A new study shows that teenage girls who are active in sports are less likely to die prematurely from cancer or other causes as they get older. That's great news—especially for a family like mine with a strong disposition toward cancer.
My daughters, now 23 and 21, have heard me preach the benefits of exercise and fitness for as long as they can remember—and never more emphatically than when they were teens.
A study came out as they were entering their teen years that said girls who were involved in sports in those crucial adolescent years were more likely to remain physically active and fit as adults. That was important to me.
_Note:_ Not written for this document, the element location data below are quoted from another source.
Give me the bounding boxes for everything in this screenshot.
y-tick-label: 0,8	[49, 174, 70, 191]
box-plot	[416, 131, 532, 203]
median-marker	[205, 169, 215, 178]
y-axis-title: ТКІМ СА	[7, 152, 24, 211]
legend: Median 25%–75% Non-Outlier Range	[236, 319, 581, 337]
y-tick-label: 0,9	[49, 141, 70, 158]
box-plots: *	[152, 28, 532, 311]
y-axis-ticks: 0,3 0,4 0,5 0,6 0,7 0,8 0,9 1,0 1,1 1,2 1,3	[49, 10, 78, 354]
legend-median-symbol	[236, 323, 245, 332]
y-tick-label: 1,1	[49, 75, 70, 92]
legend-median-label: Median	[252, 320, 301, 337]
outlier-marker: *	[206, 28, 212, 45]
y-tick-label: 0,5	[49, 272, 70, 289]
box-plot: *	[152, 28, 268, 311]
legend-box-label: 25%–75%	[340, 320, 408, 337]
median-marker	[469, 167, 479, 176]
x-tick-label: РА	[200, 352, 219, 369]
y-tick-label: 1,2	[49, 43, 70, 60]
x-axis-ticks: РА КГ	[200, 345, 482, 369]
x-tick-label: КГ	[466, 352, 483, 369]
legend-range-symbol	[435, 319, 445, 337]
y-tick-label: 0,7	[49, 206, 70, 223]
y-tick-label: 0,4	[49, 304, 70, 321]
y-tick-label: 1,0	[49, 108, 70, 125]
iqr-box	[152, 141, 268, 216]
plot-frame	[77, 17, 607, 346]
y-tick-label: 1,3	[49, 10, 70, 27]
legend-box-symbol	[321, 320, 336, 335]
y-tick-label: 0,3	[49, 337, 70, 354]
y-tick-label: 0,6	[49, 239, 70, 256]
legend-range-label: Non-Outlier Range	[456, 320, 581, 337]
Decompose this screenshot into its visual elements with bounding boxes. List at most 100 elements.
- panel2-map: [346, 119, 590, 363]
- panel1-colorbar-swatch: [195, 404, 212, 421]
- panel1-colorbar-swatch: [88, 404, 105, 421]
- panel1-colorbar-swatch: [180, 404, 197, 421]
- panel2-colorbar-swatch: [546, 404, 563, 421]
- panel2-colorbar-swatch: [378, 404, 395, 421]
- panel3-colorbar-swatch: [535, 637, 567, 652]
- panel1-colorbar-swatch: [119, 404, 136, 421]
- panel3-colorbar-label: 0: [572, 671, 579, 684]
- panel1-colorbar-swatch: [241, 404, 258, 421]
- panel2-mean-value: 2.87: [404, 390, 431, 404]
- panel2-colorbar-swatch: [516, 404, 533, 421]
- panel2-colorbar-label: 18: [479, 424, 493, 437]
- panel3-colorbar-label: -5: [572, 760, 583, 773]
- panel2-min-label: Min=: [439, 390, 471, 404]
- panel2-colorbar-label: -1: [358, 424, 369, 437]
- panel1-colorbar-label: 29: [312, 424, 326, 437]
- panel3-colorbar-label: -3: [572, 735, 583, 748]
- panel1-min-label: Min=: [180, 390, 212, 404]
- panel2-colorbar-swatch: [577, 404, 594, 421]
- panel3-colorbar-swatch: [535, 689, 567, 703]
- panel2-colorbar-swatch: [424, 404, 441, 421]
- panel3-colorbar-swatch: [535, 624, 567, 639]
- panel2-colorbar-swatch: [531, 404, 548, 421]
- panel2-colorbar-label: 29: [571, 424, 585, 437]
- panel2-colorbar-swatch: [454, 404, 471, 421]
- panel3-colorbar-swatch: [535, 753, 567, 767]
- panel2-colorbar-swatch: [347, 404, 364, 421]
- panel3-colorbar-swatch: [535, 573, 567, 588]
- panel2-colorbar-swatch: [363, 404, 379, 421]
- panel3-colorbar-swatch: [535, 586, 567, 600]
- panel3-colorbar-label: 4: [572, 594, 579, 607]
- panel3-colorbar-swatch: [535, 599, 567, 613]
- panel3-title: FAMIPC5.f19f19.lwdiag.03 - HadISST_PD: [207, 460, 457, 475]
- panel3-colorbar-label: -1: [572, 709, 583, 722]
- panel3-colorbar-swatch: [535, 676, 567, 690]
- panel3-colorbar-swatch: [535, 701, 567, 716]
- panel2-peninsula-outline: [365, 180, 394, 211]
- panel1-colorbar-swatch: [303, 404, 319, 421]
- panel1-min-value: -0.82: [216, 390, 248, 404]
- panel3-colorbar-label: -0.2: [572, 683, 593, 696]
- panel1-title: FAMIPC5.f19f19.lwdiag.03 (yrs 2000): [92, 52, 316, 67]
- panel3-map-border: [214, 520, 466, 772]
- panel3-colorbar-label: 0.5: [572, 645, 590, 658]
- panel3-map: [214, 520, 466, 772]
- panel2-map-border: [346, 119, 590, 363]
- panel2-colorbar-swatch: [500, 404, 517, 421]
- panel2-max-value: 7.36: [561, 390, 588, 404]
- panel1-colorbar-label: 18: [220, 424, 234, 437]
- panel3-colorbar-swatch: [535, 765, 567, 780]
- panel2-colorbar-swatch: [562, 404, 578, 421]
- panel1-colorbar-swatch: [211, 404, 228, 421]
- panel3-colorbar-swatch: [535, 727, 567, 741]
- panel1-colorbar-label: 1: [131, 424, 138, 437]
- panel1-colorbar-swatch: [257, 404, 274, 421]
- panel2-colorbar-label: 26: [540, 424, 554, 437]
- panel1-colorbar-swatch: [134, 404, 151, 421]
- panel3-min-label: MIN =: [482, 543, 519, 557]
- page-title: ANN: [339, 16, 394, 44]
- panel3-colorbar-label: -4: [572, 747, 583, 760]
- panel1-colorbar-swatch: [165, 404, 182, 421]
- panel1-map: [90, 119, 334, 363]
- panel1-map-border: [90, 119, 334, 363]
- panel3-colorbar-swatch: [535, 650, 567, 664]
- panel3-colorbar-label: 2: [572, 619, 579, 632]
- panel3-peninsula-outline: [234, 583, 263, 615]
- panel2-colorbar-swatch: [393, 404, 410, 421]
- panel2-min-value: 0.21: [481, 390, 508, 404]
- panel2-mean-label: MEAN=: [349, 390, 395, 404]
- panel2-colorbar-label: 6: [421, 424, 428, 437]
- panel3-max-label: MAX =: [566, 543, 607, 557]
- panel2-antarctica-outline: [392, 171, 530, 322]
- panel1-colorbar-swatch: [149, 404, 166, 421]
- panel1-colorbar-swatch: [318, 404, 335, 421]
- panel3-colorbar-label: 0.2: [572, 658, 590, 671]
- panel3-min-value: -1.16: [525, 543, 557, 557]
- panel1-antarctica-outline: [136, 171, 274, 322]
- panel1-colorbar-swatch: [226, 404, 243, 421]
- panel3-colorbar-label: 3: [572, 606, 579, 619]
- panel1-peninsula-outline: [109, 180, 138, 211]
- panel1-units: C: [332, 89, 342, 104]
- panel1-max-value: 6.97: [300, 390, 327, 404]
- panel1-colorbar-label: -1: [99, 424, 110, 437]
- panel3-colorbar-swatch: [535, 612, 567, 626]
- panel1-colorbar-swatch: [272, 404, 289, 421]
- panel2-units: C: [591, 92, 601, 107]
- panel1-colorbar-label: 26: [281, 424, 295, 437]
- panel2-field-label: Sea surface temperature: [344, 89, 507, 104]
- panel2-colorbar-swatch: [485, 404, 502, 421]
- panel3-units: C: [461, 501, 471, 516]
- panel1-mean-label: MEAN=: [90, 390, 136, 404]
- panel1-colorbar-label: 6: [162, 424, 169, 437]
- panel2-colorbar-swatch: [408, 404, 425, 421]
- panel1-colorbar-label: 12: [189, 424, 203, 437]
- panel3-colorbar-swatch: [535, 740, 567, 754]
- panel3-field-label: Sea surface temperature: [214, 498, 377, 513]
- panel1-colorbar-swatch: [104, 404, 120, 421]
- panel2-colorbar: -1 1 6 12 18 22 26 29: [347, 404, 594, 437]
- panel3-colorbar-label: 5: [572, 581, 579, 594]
In addition to the obvious health benefits—stronger muscles and bones, less body fat and improved cardio—other studies have shown that teen girls who play sports are less likely to engage in risky behaviors, perform better academically and generally have better mental health and social adjustment. In other words, sports can benefit girls' physical, mental, social and emotional well-being.
And, while it may make sense to assume that all those benefits would lead to longer life, now we have data to support that assumption. A study of nearly 75,000 Chinese women aged 40 to 70 found that those who had exercised about 80 minutes a week as teenagers had a 16 percent lower risk for death from cancer and a 15 percent lower risk for death from all causes. Participation in team sports provided almost as strong an effect as exercise.
Researchers used data the Shanghai Women's Health Study and results were published in the August issue of Cancer Epidemiology, Biomarkers & Prevention.
The women, who were enrolled in the study from 1996 to 2000, were asked about exercise participation between ages 13 and 19. Those who exercised both as teens and adults benefited the most, but those teen years proved crucial, whether the girls had exercised on their own or participated in team sports.
"Adolescent exercise participation was associated with reduced risk of mortality in later life regardless of adult lifestyle or socioeconomic factors," lead researcher Sarah Nechuta, an assistant professor of medicine at Vanderbilt Epidemiology Center and Vanderbilt-Ingram Cancer Center in Nashville, told HealthDay.
The researchers also said that exercise reduced heart disease risk, improved immune function, reduces inflammatory factors, decreased insulin and insulin-like growth factors, improved cholesterol and reduced blood pressure, all of which can have lifelong benefits.
What's this mean to us moms, aunts, grandmothers and female role models?
It means we should continue to stress the importance of a healthy, active lifestyle, starting early in life. Not all girls will be gifted athletes, and some will actively dislike sports. But we can still encourage and model an active lifestyle, even if that just means going out for an after-dinner walk or bike ride as a family, instead of plopping down in front of the TV. Or taking hikes on the weekends or going kayaking on vacation.
And don't give up if an adolescent girl tries to give up her favorite sport. It's an age where girls are often moody and always trying to be cool. Leave room for some independence and change, but keep encouraging activity. If soccer is no longer her thing, encourage her to try field hockey. Or dance or volleyball, swimming, cheerleading, tennis, running, skating, cycling, weightlifting, martial arts, skiing … the list is endless.
It isn't what we girls and women do to keep moving that matters, it's THAT we stay active. Speaking of which, time to hit the gym with my 21-year-old.